Le Congrès devrait continuer ses déclarations publiques, que ce soit par des membres individuels ou par comité, tout en encourageant l’administration à adresser des messages publics forts pour dénoncer la répression politique et d’autres violations graves des droits humains. Il est important d’exhorter le gouvernement congolais à libérer immédiatement tous les prisonniers politiques, à mettre fin aux poursuites à motivation politique, à rouvrir les médias fermés arbitrairement et à veiller à ce que le droit au rassemblement pacifique soit respecté.

Le Congrès et l’administration devraient également inciter la Mission de l’ONU pour la stabilisation en RD Congo (MONUSCO) à appliquer de façon plus proactive son mandat de protection des civils pendant les périodes de violence politique ainsi que des individus particulièrement vulnérables, comme les activistes, les leaders de l’opposition et les journalistes. Le Congrès a un rôle particulièrement important à jouer dans le futur en s’assurant que rien ne change dans le soutien de longue date apporté à la MONUSCO par les États-Unis. Il est peut-être trop tard pour cet exercice vu que la loi sur le budget sera probablement adoptée dans les semaines à venir, mais lorsque le budget de l’exercice 2018 sera abordé, il sera crucial de maintenir le soutien actuel et de veiller à ce que la mission ne soit pas entravée par un manque de financement.

Le Congrès devrait aussi travailler avec l’administration pour s’assurer que les fonds nécessaires soient prévus pour les défenseurs des droits humains menacés et qu’une réaction rapide soit prévue en termes de visa pour ceux devant quitter le pays si la répression du gouvernement et les attaques ciblées devaient s’intensifier.
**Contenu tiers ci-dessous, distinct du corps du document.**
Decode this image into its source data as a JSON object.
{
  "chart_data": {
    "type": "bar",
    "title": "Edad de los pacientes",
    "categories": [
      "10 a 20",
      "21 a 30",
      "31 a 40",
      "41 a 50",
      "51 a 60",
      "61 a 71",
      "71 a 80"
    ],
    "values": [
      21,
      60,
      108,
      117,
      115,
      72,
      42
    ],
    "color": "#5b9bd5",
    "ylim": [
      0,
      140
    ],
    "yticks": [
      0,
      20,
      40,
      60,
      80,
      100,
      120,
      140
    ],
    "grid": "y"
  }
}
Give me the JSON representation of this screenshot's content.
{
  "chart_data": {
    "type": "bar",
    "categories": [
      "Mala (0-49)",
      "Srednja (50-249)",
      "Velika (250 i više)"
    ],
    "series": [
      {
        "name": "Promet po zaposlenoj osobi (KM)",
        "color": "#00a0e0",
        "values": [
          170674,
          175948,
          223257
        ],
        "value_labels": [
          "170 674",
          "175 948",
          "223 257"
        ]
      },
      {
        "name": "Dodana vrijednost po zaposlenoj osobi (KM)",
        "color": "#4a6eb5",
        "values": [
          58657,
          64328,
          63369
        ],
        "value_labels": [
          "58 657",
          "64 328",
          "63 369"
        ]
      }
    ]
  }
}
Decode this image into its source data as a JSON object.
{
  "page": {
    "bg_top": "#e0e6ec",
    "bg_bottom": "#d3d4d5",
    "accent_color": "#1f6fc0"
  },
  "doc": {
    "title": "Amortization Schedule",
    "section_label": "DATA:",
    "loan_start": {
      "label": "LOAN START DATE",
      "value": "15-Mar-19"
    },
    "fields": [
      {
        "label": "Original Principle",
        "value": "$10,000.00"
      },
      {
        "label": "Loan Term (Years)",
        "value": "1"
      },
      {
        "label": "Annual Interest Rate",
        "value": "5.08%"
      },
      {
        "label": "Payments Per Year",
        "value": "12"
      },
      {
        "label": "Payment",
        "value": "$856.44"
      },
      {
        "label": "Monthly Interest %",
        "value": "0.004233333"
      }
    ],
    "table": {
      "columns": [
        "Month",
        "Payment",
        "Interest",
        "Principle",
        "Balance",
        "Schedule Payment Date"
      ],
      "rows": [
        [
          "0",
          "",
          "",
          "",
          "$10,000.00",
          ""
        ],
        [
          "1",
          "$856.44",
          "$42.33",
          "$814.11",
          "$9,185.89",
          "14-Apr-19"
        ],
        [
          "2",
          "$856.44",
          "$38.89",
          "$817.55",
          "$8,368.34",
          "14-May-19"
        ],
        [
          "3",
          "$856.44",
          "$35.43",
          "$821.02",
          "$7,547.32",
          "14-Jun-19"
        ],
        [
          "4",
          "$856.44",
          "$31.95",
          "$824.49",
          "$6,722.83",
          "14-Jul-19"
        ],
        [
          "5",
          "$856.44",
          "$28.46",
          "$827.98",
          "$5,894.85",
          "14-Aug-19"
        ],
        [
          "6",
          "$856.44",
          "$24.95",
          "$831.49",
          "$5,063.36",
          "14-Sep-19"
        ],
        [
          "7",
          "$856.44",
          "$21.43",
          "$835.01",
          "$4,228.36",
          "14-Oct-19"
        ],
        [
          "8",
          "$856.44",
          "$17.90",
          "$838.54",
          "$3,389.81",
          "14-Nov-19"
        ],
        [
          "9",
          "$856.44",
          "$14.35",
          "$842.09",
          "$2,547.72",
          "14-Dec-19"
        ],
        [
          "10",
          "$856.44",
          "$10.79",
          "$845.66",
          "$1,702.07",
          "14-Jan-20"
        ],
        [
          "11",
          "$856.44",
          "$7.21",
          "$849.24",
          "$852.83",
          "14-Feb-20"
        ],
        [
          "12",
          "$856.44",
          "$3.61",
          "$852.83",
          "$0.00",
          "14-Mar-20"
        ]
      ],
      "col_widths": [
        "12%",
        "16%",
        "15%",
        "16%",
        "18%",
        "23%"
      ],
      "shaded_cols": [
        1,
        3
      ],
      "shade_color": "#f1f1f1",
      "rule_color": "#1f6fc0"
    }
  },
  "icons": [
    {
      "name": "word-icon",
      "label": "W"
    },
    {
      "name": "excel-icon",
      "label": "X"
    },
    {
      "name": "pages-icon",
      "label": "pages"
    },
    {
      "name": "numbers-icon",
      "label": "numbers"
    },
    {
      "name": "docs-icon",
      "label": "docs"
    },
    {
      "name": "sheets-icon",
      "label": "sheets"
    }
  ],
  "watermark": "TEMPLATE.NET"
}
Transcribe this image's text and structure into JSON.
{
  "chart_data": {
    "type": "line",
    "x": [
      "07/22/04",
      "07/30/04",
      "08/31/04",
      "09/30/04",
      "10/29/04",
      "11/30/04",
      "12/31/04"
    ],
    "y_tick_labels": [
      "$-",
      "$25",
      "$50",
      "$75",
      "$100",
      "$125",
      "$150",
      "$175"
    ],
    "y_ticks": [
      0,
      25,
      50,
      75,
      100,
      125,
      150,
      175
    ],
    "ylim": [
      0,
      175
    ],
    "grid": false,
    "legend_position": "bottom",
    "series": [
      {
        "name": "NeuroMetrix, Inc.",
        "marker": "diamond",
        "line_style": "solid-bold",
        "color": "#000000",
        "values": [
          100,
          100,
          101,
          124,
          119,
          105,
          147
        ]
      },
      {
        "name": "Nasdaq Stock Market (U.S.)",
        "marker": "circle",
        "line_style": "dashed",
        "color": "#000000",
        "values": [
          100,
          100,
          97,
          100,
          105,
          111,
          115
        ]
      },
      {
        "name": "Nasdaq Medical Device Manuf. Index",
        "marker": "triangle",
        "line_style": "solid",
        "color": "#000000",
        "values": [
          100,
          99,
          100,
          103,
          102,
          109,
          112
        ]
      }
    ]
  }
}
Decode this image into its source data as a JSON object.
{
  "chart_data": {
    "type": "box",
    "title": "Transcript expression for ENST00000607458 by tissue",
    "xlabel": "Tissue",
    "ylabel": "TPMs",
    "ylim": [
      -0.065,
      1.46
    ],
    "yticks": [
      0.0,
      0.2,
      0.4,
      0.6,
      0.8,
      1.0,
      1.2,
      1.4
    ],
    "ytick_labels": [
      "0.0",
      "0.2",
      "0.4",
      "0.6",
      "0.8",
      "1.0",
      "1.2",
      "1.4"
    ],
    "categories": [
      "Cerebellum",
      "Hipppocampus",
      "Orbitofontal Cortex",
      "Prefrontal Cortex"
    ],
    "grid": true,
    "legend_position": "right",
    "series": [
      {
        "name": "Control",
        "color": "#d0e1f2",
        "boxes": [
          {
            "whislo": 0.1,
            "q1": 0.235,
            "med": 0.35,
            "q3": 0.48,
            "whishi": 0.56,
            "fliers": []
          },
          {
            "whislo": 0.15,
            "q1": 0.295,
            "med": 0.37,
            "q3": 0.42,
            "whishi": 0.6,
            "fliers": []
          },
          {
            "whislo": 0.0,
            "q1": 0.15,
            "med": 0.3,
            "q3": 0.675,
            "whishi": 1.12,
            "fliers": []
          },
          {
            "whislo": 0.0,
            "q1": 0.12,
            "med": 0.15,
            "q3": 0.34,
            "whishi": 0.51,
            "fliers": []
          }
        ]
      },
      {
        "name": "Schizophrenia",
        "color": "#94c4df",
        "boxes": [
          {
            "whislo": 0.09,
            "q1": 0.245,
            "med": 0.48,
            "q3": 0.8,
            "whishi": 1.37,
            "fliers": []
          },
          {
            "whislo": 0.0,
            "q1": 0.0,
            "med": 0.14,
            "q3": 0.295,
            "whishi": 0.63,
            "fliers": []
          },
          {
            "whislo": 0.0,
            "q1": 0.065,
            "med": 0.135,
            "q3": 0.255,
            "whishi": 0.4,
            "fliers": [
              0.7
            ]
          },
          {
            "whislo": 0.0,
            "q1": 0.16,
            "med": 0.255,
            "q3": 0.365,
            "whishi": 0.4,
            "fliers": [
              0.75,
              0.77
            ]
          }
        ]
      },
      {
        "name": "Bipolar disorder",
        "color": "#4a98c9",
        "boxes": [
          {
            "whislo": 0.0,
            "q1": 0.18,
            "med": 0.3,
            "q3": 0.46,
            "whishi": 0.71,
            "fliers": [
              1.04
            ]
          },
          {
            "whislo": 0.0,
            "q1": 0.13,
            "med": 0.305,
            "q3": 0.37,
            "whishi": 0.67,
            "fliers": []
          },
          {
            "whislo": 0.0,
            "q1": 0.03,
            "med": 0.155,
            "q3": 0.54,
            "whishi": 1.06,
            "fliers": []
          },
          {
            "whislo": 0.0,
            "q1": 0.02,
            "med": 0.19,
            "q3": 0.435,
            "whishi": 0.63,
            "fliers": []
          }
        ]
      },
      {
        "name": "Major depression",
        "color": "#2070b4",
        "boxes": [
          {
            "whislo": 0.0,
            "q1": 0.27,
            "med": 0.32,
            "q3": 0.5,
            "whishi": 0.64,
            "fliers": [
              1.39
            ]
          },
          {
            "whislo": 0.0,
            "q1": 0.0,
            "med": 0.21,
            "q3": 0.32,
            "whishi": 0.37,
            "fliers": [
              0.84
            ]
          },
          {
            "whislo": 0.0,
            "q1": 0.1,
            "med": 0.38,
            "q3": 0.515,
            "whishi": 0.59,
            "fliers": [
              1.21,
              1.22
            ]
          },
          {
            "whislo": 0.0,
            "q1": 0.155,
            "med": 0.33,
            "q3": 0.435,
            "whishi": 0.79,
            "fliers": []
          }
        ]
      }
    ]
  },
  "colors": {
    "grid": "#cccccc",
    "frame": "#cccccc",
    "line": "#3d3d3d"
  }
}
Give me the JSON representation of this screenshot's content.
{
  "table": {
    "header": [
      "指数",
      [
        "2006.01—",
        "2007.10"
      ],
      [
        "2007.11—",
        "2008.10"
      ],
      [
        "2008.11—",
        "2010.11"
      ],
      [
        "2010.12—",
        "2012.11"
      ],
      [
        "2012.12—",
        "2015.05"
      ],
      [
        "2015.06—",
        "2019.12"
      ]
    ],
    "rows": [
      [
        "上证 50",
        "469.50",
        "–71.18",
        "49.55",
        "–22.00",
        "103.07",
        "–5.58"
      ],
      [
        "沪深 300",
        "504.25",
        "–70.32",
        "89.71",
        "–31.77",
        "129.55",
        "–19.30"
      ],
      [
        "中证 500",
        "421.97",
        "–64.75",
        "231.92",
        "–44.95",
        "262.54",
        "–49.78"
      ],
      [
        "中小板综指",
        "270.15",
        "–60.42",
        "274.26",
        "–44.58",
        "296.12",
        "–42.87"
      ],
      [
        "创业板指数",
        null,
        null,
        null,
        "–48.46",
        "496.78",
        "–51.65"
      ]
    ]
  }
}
La Maison-Blanche et le Département d’État devraient envisager d’appuyer la « feuille de route » sur les moyens de surmonter la crise politique proposée par une coalition de 173 mouvements citoyens et organisations congolaises de défense des droits humains et de la société civile. Cette coalition appelle le Président Kabila à quitter ses fonctions le 19 décembre et le président du Sénat à assurer l’intérim de la présidence, en vertu des articles 75 et 76 de la constitution congolaise, le temps que des élections présidentielles soient organisées.

Si le Président Kabila ne se retirait pas, il est essentiel que le Congrès et l’administration travaillent ensemble pour veiller à adresser le même message selon lequel il devrait, au minimum, s’engager publiquement à se retirer à une date spécifique avant fin 2017. Il devrait ensuite y avoir des mesures claires et spécifiques visant à veiller au respect de ces engagements, et un dialogue réellement inclusif devrait être tenu pour atteindre un large consensus sur l’organisation de futures élections, pour définir l’autorité de transition, et pour mettre en place des mesures visant à veiller au respect du nouveau calendrier et de la liberté d’expression et de rassemblement pendant la période électorale. Si un accord était trouvé, un leadership diplomatique fort des États-Unis et une aide technique pour le processus électoral seront cruciaux pour veiller au respect des engagements et à ce que le processus débouche réellement sur des élections crédibles. Le Congrès devrait s’assurer que des fonds adéquats et spécifiques soient mis à disposition pour ces tâches. 

Les membres du Congrès des deux partis auront également intérêt à garantir que la prochaine administration Trump commence à réfléchir stratégiquement à la façon de dialoguer avec le Président Kabila s’il restait au pouvoir de force sans engagement public clair sur la date à laquelle il quittera ses fonctions et sans large consensus sur l’organisation d’une période de transition jusqu’aux élections. Un retour au statu quo serait un véritable revers et le Congrès entrant devrait prendre toutes les mesures possibles pour s’assurer que l’administration Trump ne revienne pas à un partenariat « normal ».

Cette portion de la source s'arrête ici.